Michael Utting

Personal information
- Full name: Michael Glenn Utting
- Date of birth: 26 May 1970 (age 55)
- Place of birth: Wellington, New Zealand
- Height: 1.82 m (5 ft 11+1⁄2 in)
- Position: Goalkeeper

Team information
- Current team: Levin AFC

Youth career
- Rongotai College
- Onslow Wellington

Senior career*
- Years: Team / Apps / (Gls)
- 1992: Miramar Rangers
- 1993: Sunshine George Cross
- 1993–1994: South Melbourne FC
- 1994–1996: Miramar Rangers
- 1997–1999: Wits / 15 / (0)
- 1999–2000: Football Kingz / 14 / (0)
- 2000–2002: Supersport United / 62 / (0)
- 2002–2004: Football Kingz / 34 / (0)
- 2004–2005: Waikato FC
- 2005–2006: YoungHeart Manawatu
- 2006–2007: Waitakere United / 16 / (0)
- 2007–2008: YoungHeart Manawatu / 9 / (0)

International career^{‡}
- 1993–2003: New Zealand / 14 / (0)

= Michael Utting =

New Zealand footballer (born 1970)

Michael Glenn Utting (born 26 May 1970, in Wellington) is a former New Zealand football player who played as a goalkeeper.

==Early years==
Utting grew up in Ngaio, Wellington, the youngest of four children. His father is a civil engineer, his mother a nurse; they separated when he was 10. He went to Ngaio School and then Nelson College from 1984 to 1986. He played cricket and volleyball, but football was always his number one passion. By the time he reached the final year of high school, Utting was keeping for both the Nelson College first-XI and national league side Miramar Rangers.

==Club career==
A much-travelled player, Utting served clubs in his native New Zealand, as well as in Australia and South Africa.

During his New Zealand years, he also played for winter clubs Gisborne City AFC and Waitakere City FC.

==International career==
Utting has played for the New Zealand national football team, the All Whites. Since making his debut for the All Whites in 1991, he had rarely been a substitute goalkeeper, until 1999, when his career was marred by alcoholism.

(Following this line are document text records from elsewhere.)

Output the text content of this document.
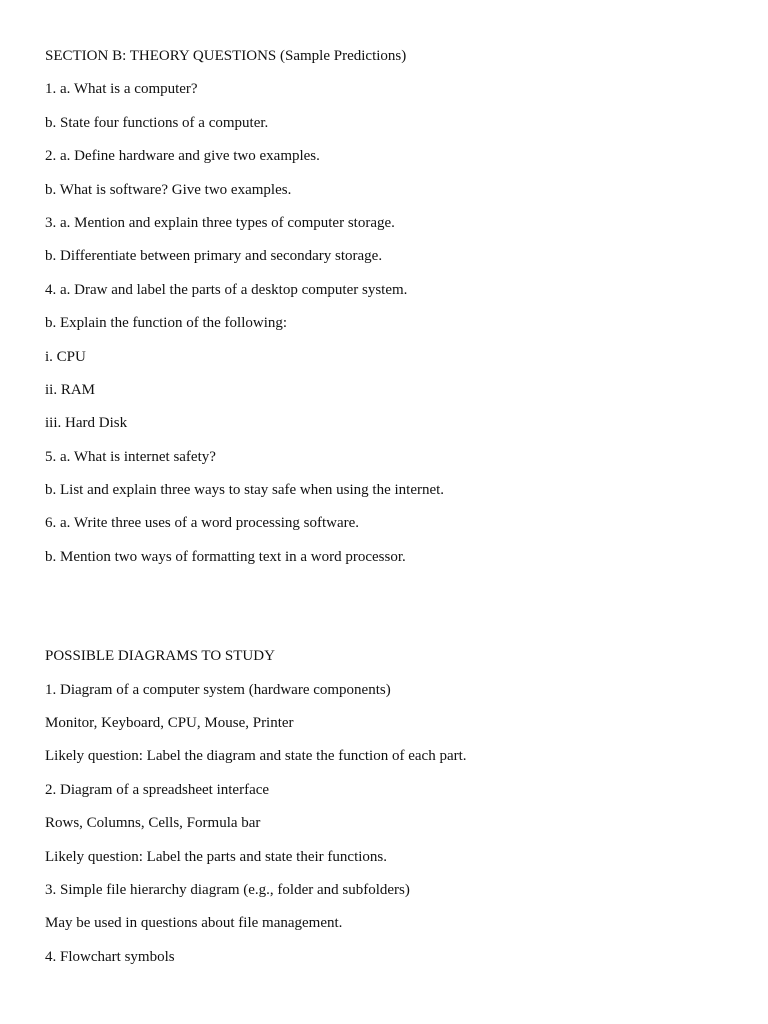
SECTION B: THEORY QUESTIONS (Sample Predictions)

1. a. What is a computer?

b. State four functions of a computer.

2. a. Define hardware and give two examples.

b. What is software? Give two examples.

3. a. Mention and explain three types of computer storage.

b. Differentiate between primary and secondary storage.

4. a. Draw and label the parts of a desktop computer system.

b. Explain the function of the following:

i. CPU

ii. RAM

iii. Hard Disk

5. a. What is internet safety?

b. List and explain three ways to stay safe when using the internet.

6. a. Write three uses of a word processing software.

b. Mention two ways of formatting text in a word processor.

POSSIBLE DIAGRAMS TO STUDY

1. Diagram of a computer system (hardware components)

Monitor, Keyboard, CPU, Mouse, Printer

Likely question: Label the diagram and state the function of each part.

2. Diagram of a spreadsheet interface

Rows, Columns, Cells, Formula bar

Likely question: Label the parts and state their functions.

3. Simple file hierarchy diagram (e.g., folder and subfolders)

May be used in questions about file management.

4. Flowchart symbols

He was included in the New Zealand side for the 1999 Confederations Cup finals tournament in Mexico where he was an unused substitute. He fared better in 2003 as he was recalled for the 2003 Confederations Cup finals tournament in France, playing in all three group games before New Zealand were eliminated.

==One for the Road – Utting's alcoholism==
He had been into trouble with alcoholism, and his problem became public in 1999. He was axed in 1999, and again in 2002 after a botched initial attempt to quit the booze (a problem he had since 1992). He was recalled again in 2003, but by then, he had taken up a contract to play in Brunei.